Though no association was between maternal HBGAs, and infant RV-IgA titres was observed in our results, we find it plausible that mother’s secreted HBGAs in breast milk could be serving as decoy-receptors and thereby limiting the available fraction of vaccine material to be actively taken up by the infants, thereby resulting in the lack of seroconvertors and insignificant GMR observed 1-month post second dose. This phenomenon also feeds into another hypothesized theory of a developmental delay in the biosynthesis of HBGAs, stating that in early infant life, HBGAs are not fully expressed in gut-mucosal epithelial tissue and, therefore, fewer attachment sites for the vaccine-derived virus leading to sub-optimal uptake. However, as the child grows and expresses more HBGAs in their body tissue and is gradually weaned off breast milk, RV-IgA titres seem to show an increase, as seen at 12 months in our study cohort. It is, however, unclear whether this increase in titres is due to a delayed effect of vaccination or attributable to wild-type infections. However, HBGAs could likely be playing a part in the titer kinetics.

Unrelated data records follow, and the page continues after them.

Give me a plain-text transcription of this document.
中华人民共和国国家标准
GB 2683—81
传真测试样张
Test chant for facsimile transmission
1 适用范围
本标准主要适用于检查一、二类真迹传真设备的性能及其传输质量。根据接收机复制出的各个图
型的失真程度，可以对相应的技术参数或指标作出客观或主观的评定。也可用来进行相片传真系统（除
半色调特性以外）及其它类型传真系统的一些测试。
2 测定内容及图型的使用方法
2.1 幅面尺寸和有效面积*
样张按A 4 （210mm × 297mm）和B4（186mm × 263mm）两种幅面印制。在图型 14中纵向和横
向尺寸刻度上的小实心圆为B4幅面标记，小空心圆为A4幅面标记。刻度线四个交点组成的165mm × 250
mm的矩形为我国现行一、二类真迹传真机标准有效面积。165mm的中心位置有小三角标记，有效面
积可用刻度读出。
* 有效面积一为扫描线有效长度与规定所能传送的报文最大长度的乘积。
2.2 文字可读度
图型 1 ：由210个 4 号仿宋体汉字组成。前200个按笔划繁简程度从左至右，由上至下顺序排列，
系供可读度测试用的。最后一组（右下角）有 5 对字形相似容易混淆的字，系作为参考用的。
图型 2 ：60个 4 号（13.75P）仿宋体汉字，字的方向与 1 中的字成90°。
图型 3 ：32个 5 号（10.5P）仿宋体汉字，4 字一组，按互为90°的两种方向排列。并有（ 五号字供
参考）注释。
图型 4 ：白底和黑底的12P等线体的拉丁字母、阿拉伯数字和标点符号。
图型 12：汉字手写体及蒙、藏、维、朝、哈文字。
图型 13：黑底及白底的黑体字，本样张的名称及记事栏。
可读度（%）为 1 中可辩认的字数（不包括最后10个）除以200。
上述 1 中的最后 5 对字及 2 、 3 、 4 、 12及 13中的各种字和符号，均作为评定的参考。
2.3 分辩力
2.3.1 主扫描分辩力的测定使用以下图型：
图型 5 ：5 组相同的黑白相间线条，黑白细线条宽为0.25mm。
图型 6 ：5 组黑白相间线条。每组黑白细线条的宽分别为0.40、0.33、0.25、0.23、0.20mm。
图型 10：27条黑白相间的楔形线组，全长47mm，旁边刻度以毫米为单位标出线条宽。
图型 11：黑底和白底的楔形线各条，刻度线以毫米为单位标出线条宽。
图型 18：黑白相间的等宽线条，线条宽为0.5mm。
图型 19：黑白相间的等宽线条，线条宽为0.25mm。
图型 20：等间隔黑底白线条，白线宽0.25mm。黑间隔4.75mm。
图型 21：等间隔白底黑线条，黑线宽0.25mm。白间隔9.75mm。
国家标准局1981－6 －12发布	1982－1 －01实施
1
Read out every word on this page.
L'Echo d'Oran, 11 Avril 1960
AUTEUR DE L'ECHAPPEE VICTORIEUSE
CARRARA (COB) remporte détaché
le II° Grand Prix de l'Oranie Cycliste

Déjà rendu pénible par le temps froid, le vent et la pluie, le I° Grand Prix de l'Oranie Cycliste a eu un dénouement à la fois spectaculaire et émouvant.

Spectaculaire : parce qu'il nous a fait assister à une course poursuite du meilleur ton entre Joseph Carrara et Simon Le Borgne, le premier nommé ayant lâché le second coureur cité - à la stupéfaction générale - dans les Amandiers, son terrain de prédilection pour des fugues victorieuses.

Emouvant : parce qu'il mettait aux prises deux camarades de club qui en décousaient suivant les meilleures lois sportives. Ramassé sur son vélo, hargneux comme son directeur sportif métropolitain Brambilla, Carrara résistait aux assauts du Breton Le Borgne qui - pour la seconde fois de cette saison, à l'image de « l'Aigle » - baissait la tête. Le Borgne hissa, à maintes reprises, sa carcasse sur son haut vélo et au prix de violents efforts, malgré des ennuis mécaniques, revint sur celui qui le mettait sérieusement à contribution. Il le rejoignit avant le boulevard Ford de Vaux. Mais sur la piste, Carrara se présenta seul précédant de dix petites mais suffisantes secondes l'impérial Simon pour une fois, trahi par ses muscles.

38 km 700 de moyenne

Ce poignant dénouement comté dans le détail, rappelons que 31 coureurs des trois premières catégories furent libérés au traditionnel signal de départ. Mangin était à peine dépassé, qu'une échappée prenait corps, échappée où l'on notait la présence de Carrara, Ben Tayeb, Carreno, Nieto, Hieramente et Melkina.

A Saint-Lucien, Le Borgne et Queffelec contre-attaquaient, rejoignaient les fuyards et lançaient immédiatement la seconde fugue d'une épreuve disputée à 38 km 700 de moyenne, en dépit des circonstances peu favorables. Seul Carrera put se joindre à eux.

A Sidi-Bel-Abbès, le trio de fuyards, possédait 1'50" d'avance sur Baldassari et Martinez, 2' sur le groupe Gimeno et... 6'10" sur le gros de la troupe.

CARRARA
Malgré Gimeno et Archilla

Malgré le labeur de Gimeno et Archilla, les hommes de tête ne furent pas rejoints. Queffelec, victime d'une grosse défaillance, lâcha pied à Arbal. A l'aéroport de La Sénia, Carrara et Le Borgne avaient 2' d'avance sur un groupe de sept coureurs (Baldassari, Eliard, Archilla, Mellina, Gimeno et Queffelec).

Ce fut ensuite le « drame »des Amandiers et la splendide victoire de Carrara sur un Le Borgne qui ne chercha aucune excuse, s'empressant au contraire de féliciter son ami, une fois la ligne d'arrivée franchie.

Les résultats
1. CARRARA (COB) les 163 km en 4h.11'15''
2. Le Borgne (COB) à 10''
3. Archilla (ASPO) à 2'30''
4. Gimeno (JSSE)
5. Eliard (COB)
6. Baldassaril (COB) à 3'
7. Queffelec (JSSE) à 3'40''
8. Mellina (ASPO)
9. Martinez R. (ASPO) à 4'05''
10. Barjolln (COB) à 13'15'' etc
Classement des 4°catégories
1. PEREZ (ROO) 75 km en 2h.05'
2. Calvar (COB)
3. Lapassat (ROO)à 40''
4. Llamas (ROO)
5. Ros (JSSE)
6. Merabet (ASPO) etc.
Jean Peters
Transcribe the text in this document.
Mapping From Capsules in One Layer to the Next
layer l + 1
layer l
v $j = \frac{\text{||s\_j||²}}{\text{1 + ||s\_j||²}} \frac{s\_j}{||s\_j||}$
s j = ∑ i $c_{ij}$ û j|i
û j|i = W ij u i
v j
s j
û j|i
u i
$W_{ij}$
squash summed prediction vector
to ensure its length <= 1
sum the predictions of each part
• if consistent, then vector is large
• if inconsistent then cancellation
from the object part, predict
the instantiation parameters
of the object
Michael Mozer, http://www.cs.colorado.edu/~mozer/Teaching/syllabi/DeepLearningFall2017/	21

Though our study showed no effect of maternal HBGAs on vaccine immunogenicity, a study elsewhere reported a higher seroconversion frequency in children born to non-secretor mothers compared to secretor-positive mothers (48). Interestingly, this study, like ours, found that infant Lewis and secretor phenotype were not associated with seroconversion at 18 weeks (48). The working hypothesis is that children born to non-secretor mothers have a reduced risk of interference compared to those born to secretor-positive mothers who shed decoy receptors in breast milk.

We also note that the Lewis-null phenotype Lewis (non-secretor) had very low immunogenicity measures even at 12 months of infant age. This might be due to the host-range specificity that has been shown regarding rotavirus in literature. It is well documented that most P[4], P[6] and P[8] human rotaviruses recognize H-type 1 and Lewis-B antigens (17,42,49,50) and therefore plausible that the Lewis null (non-secretors) had no receptors for the vaccine-derived G1P[8] strain, leading to the low vaccine-response observed.

The strengths of our study were that our study population was drawn from a randomized controlled trial and hence reduced the risk of bias as well as accorded the statistical power to control for confounding variables. Employing both phenotypic and genotypic methods for infant secretor genotyping also strengthened our interpretation of results for our outcome variable. Our study, however, also had several limitations. Firstly, our sample size was small hence the wide confidence intervals which could also have been influenced by wide variation within our study population. A larger cohort study and a longer follow-up period would be ideal to measure the effect size of our outcome variable accurately. We did not assess the confounding effect of maternal antibodies on immunogenicity in this study. The use of more phenotypic than molecular techniques, which are more robust, also reduced the sensitivity of our assays. It would also be important to conduct this study in children presenting with diarrhoea where aetiology and vaccine shedding can be assessed in addition to serological work.

5. Conclusions

In summary, this study found that HBGAs are associated with ROTARIX^® immunogenicity. We recommend that future research be focused on understanding the full extent of this influence, which will inform the design of more efficacious vaccines that will bypass this gut-mucosal barrier and improve efficacy in LMICs. Such studies will help inform policy on strategies aimed at improving vaccination outcomes in U5 children and consequently improve their health status.

It would also be very critical to set up surveillance systems that will monitor the molecular epidemiology of wild-type rotaviruses since the introduction of ROTARIX^® to monitor the evolutionary patterns occurring in nature. This will enable the idealization of appropriate interventions and enable us to move toward a more proactive approach targeted at eliminating rotavirus soon.